A caregiver was in the apartment as Maggie turned from the window behind the daybed. She had an expanded disk in hand with part of it in her mouth. I was shocked (The caregiver was amused. This was nothing new to her). Maggie could not tell the difference between a chocolate candy haycock (?) and the expanded disks?

Yet another plant is gone (19 May). I found it under the heat exchanger behind the daybed (20 May). [It is still there.]

The next day the entire tray traveled to the dining room table during the night (20 May). She has not bothered the remaining plants, since part were transplanted outdoors (29 May).

We have removed everything in the apartment that she can eat that could be harmful or it is locked in the file cabinet. Newly purchased garden tools are all in the car trunk that is parked by our apartment and milkweed patch.

She fell as I was writing on this, this morning. Her legs were badly twisted. Once again she seems unharmed. We will know in a couple of days. Time to go to lunch (dinner in the old days).

We will never know if Maggie ate one of the disks including a milkweed. We may still find one on our next through search of the apartment.

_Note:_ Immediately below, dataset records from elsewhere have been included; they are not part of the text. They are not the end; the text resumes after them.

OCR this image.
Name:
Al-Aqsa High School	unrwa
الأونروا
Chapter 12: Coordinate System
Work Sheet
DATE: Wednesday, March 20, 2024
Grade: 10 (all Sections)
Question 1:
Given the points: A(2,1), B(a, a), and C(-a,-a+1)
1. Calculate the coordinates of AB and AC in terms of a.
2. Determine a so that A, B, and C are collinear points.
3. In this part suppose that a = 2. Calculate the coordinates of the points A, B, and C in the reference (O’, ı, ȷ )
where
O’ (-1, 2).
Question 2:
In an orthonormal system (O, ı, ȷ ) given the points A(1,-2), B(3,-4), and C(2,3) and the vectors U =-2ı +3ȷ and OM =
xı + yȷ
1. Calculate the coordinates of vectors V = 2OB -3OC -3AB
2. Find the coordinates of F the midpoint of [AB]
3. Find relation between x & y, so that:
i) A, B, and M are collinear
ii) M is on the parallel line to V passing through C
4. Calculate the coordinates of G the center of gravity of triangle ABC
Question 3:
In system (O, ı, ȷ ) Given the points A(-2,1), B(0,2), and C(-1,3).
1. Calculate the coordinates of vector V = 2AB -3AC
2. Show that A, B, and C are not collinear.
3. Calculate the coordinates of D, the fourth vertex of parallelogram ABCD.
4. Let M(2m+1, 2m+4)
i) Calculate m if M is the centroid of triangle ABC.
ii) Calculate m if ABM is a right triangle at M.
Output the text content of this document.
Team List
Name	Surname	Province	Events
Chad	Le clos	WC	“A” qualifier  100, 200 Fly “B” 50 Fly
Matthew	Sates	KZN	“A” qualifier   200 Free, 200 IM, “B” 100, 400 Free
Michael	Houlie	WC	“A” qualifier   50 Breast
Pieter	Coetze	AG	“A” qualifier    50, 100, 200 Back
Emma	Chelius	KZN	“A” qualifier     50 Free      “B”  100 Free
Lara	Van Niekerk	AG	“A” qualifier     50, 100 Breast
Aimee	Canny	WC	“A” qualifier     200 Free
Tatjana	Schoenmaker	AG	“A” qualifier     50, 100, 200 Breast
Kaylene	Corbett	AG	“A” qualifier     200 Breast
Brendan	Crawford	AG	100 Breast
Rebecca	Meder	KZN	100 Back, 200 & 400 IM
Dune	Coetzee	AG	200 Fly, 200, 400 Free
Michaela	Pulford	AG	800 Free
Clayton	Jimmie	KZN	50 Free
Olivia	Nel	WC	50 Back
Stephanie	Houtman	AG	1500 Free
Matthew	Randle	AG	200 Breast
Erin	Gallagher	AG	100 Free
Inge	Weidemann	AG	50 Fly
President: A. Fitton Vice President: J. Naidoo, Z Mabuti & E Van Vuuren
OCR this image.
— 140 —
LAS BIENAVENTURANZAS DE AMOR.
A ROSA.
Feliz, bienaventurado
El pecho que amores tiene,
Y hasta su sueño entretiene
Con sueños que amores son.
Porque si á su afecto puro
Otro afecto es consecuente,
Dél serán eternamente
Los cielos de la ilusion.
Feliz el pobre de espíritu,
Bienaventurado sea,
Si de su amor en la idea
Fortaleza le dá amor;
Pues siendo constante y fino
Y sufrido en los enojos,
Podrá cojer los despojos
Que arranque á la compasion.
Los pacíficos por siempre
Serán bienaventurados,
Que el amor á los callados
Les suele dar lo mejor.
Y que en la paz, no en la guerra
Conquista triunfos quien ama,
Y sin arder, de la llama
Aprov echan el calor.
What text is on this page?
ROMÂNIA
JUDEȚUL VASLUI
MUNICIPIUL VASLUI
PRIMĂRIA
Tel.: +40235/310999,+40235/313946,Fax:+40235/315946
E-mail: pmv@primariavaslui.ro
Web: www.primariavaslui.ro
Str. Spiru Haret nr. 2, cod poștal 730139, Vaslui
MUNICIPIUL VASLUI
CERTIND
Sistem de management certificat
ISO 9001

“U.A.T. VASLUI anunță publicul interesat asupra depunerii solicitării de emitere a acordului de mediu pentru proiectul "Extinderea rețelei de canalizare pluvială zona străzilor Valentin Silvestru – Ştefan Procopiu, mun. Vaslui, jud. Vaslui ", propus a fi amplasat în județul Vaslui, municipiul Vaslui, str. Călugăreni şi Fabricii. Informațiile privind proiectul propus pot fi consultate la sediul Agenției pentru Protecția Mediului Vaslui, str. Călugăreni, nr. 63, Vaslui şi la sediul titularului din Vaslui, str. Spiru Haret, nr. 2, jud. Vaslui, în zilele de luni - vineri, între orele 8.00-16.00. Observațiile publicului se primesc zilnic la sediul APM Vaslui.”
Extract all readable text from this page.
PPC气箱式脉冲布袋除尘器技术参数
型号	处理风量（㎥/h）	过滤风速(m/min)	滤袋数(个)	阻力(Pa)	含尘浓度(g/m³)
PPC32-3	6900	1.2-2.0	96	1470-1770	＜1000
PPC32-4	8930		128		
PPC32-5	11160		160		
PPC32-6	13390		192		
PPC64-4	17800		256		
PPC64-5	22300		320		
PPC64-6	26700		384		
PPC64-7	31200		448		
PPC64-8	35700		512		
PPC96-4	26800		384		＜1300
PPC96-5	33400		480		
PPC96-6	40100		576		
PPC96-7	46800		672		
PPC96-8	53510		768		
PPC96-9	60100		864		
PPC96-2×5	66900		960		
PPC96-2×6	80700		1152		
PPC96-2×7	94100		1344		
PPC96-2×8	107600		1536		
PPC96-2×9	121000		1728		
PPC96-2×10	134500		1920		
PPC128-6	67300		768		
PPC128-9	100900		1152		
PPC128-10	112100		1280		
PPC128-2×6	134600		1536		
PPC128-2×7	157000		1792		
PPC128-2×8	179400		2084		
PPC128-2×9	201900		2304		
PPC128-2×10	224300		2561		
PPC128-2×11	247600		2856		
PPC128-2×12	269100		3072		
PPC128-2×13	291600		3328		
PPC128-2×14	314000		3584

Last night, Maggie said, “I don’t know what I want to do”, when we went on a walk after supper. She really is now a creature of the moment. We need to clear out the apartment down to things she still likes and that can be seen on the shelving. The things in the sorting boxes have served their purpose and are now extra baggage.

[Back in from watering the milkweeds. The nurse said the flower decorations from the Monarch Butterfly Sanctuary on the memory care tables were removed because Maggie was eating them.]

I must now accept that all of this is real. Happiness is now dependent upon the environment skilled caregivers create in this building, fully restored (and improved) from the flood. I still have a role to play here in, “I need your help, getting these pills down and getting . . .’ when there is not another caregiver to hand Maggie off to when things do not go as expected for the present caregiver.

From time to time during the day, she still misses me. I seem to love her more each day. For now our bond grows stronger as I spend several hours a day staging getting dressed and other daily activities (including all hours of the night). [I get in lots of naps.]






1 comment:

  1. My heart goes out to you and Maggie. Your love and strength inspire me.